CuEquivariance Acceleration

Warning

The NequIP CuEquivariance acceleration is still under development.

CuEquivariance, developed by NVIDIA, provides GPU-accelerated tensor product operations for equivariant neural networks. This integration accelerates NequIP models during inference, with training support currently a work in progress.

Warning

float64 model compatibility with CuEquivariance remains untested. For double precision models (i.e., model_dtype: float64), compatibility is not guaranteed.

Requirements:

pip install cuequivariance-torch cuequivariance-ops-torch-cu12

ASE Inference with CuEquivariance

For ASE inference, you can compile your trained model with CuEquivariance acceleration enabled using nequip-compile:

ASE AOT Inductor Compilation

nequip-compile \
    path/to/model.ckpt \
    path/to/compiled_model.nequip.pt2 \
    --device cuda \
    --mode aotinductor \
    --target ase \
    --modifiers enable_CuEquivariance

ASE TorchScript Compilation (PyTorch < 2.10 only)

nequip-compile \
    path/to/model.ckpt \
    path/to/compiled_model.nequip.pth \
    --device cuda \
    --mode torchscript \
    --target ase \
    --modifiers enable_CuEquivariance

To use the compiled model, you must import cuequivariance_torch before loading:

import cuequivariance_torch
from nequip.integrations.ase import NequIPCalculator

# Load the compiled model
calc = NequIPCalculator.from_compiled_model(
    "path/to/compiled_model.nequip.pt2/pth",
    device="cuda"
)

# Use with ASE atoms object
atoms.calc = calc
energy = atoms.get_potential_energy()
forces = atoms.get_forces()

LAMMPS ML-IAP Integration

CuEquivariance can also be used with LAMMPS through the ML-IAP interface. This provides a stable integration path for production molecular dynamics simulations with CuEquivariance acceleration.
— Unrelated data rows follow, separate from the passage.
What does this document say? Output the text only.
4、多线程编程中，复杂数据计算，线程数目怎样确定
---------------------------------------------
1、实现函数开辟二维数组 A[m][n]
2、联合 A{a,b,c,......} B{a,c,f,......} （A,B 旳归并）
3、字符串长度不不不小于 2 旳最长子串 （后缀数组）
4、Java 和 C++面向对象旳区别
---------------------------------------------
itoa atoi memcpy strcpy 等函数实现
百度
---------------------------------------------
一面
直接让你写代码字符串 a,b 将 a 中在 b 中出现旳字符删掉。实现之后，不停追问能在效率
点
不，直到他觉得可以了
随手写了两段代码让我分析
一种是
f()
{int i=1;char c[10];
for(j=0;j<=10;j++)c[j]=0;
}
To prepare a model for LAMMPS ML-IAP with CuEquivariance:

nequip-prepare-lmp-mliap \
  /path/to/model_file \
  /path/to/output.nequip.lmp.pt \
  --modifiers enable_CuEquivariance

Where model_file can be either a checkpoint file (.ckpt) or package file. The resulting .nequip.lmp.pt file can be used directly in LAMMPS scripts with the pair_style mliap command. See the ML-IAP documentation for complete usage instructions and examples.